Inside Out Collaborative
Individual & Family Counseling Services

Blogs from the Inside Out

Sometimes the first step
is being open to thinking about
things differently. 

"bad" coping: something when there was nothing

"I understand that you needed something when there was nothing.

So, your brain got creative. And thank God. Because it may have saved your life."

If you've ever experienced something overwhelming, you've had to cope somehow. Coping is something you do to be able to deal with your internal world (feelings, thoughts, memories) as it reacts to an outside stressor. Simply put, it's a way of comforting yourself.

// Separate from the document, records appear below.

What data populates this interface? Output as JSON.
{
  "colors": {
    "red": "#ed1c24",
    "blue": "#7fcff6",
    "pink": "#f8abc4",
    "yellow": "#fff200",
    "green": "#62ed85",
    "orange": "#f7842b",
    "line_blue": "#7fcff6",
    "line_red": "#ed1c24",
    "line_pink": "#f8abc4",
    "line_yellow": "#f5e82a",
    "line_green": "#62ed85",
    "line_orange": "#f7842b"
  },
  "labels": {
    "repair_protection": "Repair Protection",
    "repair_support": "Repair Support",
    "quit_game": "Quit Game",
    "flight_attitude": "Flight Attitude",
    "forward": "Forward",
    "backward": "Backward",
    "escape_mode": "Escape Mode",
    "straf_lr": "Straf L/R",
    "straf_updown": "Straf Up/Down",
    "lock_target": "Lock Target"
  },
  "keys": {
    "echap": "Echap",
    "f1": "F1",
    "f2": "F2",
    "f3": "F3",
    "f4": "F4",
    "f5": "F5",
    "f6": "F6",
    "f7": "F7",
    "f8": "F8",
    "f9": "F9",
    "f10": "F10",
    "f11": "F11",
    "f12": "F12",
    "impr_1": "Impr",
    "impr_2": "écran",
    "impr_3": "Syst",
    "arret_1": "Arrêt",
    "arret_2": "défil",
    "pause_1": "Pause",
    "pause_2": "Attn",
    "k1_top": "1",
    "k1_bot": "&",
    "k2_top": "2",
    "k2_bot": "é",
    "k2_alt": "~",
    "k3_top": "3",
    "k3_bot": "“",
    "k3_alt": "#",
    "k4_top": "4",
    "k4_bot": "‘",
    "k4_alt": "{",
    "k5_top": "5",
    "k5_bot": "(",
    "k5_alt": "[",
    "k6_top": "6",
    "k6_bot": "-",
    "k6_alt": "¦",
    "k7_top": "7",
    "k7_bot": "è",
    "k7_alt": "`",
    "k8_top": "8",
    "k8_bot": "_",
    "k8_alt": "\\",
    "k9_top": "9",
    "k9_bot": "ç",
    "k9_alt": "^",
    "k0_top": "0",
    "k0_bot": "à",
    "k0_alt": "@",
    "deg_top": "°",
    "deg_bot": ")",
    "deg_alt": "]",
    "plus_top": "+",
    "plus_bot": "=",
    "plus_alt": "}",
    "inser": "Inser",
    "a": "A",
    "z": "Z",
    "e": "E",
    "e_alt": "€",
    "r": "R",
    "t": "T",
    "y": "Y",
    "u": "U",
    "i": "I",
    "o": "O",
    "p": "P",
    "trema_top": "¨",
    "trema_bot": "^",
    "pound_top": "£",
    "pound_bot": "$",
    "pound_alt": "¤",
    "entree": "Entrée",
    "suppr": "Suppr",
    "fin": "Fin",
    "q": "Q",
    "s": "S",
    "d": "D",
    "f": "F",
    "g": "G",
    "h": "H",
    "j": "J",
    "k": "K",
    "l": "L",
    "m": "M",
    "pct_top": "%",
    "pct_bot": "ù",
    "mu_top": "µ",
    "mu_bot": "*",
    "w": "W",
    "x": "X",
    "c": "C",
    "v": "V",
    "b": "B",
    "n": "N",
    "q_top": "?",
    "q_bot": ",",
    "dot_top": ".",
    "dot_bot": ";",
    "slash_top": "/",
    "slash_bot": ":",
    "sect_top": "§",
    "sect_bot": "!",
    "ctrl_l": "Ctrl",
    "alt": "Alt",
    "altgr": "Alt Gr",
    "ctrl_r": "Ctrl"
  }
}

In reality, you are coping with various stressors every day—a driver cutting you off, a pop quiz in math class, getting stuck in a long grocery line. But sometimes, you have an internal reaction to something that pushes you beyond your normal capacity to cope. When this happens, it's like poking a hole in a small boat. The further you're pushed beyond your capacity for stress, the more holes there are in your boat and (the fear is) the sooner you're going to capsize. Panic sets in and you're grasping for anything that might return you to safety or numbness, whichever is fastest. Maybe it's the nearest bag of chips or cutting yourself. Maybe it's running an extra mile or having sex with a random person. Maybe it's binge-watching Netflix or skipping a meal. Whatever it is, it patches the hole in your boat...for now.

Of course there comes a time when you have to face that you're struggling to function—struggling to go to work, make it to school, eat normal meals, get out of bed in the morning. You've had to intensify the coping to keep up with the imminent threat of capsizing. And at a certain point, it starts to scare you, or a loved one, and you realize you need help.

For some of you, before asking for help and getting therapy, you would not have made it without your "bad" coping tool. For you, it may have literally saved your life. Sometimes the biggest obstacle to moving forward is the shame of admitting you have a "bad" way of coping.

What I ask you to do is to consider your story

as a whole and to understand

that you needed something when there was nothing.

So, your brain got creative. And thank God. Because you've made it to today and today maybe you're ready for help. So be grateful for that "bad" thing you did to make it through to today. And then learn to leave it behind.